Acquisition, extension, and improvements; pledge of earnings or profits authorized.

In lieu of the issuance of bonds or the levy of taxes as otherwise by law provided, and in lieu of any other lawful methods or means of providing for the payment of indebtedness, any city, village, or public electric light and power district within this state shall have the power and authority by and through its governing body or board of directors, to provide for or to secure the payment of the cost or expenses of purchasing, constructing, or otherwise acquiring, extending and improving any real or personal property necessary or useful in its operation of any electric light and power plant, distribution system or transmission lines, by pledging, assigning, or otherwise hypothecating, the net earnings or profits of such electric light and power district, city or village, derived, or to be derived, from the operation of such electric light and power plant, distribution system or transmission lines, and to that end, to enter into such contracts and to issue such warrants or debentures as may be proper to carry out the provisions of this section.

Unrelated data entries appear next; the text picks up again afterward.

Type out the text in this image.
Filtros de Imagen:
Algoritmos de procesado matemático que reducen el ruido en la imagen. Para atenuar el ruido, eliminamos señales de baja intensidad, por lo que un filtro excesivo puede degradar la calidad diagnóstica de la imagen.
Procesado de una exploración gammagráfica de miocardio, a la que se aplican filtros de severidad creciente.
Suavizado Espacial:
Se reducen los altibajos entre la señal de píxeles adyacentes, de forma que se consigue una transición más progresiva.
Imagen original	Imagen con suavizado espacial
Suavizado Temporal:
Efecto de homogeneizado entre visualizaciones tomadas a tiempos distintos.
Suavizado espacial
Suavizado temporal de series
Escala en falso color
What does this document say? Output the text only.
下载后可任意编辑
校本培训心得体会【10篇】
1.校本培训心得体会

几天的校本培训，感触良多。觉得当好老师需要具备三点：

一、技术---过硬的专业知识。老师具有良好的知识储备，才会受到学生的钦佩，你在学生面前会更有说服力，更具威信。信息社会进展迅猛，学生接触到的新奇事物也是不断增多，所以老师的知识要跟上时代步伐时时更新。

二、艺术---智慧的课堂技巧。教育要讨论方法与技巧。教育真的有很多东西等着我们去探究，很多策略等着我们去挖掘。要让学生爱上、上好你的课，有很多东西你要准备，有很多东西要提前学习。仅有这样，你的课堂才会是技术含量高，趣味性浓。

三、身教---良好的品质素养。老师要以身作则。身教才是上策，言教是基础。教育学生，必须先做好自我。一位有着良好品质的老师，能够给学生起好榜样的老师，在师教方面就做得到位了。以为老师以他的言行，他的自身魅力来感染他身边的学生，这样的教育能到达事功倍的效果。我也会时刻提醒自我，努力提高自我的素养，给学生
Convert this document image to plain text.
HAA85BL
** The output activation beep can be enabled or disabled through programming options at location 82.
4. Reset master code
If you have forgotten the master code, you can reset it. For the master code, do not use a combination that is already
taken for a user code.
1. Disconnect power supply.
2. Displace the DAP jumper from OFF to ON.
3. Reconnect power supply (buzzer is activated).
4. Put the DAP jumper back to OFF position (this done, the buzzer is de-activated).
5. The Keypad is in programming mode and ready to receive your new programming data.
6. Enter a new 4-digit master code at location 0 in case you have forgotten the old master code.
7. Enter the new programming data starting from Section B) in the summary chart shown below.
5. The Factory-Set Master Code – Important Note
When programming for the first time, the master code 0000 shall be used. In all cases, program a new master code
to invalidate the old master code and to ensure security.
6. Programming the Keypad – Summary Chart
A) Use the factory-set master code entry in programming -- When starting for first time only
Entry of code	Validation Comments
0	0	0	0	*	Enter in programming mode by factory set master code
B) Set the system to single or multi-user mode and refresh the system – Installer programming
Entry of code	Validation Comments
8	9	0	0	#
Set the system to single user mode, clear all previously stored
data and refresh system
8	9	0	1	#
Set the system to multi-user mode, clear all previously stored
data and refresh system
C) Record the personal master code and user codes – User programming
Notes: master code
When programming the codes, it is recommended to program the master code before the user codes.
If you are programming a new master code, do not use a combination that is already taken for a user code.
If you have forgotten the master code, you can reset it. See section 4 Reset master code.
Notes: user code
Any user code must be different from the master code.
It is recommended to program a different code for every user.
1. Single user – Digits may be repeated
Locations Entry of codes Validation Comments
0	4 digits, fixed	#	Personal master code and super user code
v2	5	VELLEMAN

  • Initiative Law 1930, No. 324, § 3;
  • Laws 1931, c. 116, § 3, p. 337;
  • C.S.Supp.,1941, § 70-603;
  • R.S.1943, § 70-503.


  • Where city does not own light plant, revenue bonds for construction of same cannot be issued without an authorizing election. Nacke v. City of Hebron, 155 Neb. 739, 53 N.W.2d 564 (1952).

  • Revenue bonds for extension or enlargement of existing electric distribution system can be issued without vote of electors. Slepicka v. City of Wilber, 150 Neb. 376, 34 N.W.2d 646 (1948).

  • A village may extend or enlarge its existing electric light plant and issue warrants pledging the future earnings of the plant in consideration therefor without obligating the municipality for their payment. Southern Nebraska Power Co. v. Village of Deshler, 130 Neb. 598, 265 N.W. 880 (1936).

  • In a condemnation proceeding by a city against the property of a power company, the company cannot raise the question of how the city will obtain funds to pay for the property taken. Central Power Co. v. Nebraska City, 112 F.2d 471 (8th Cir. 1940).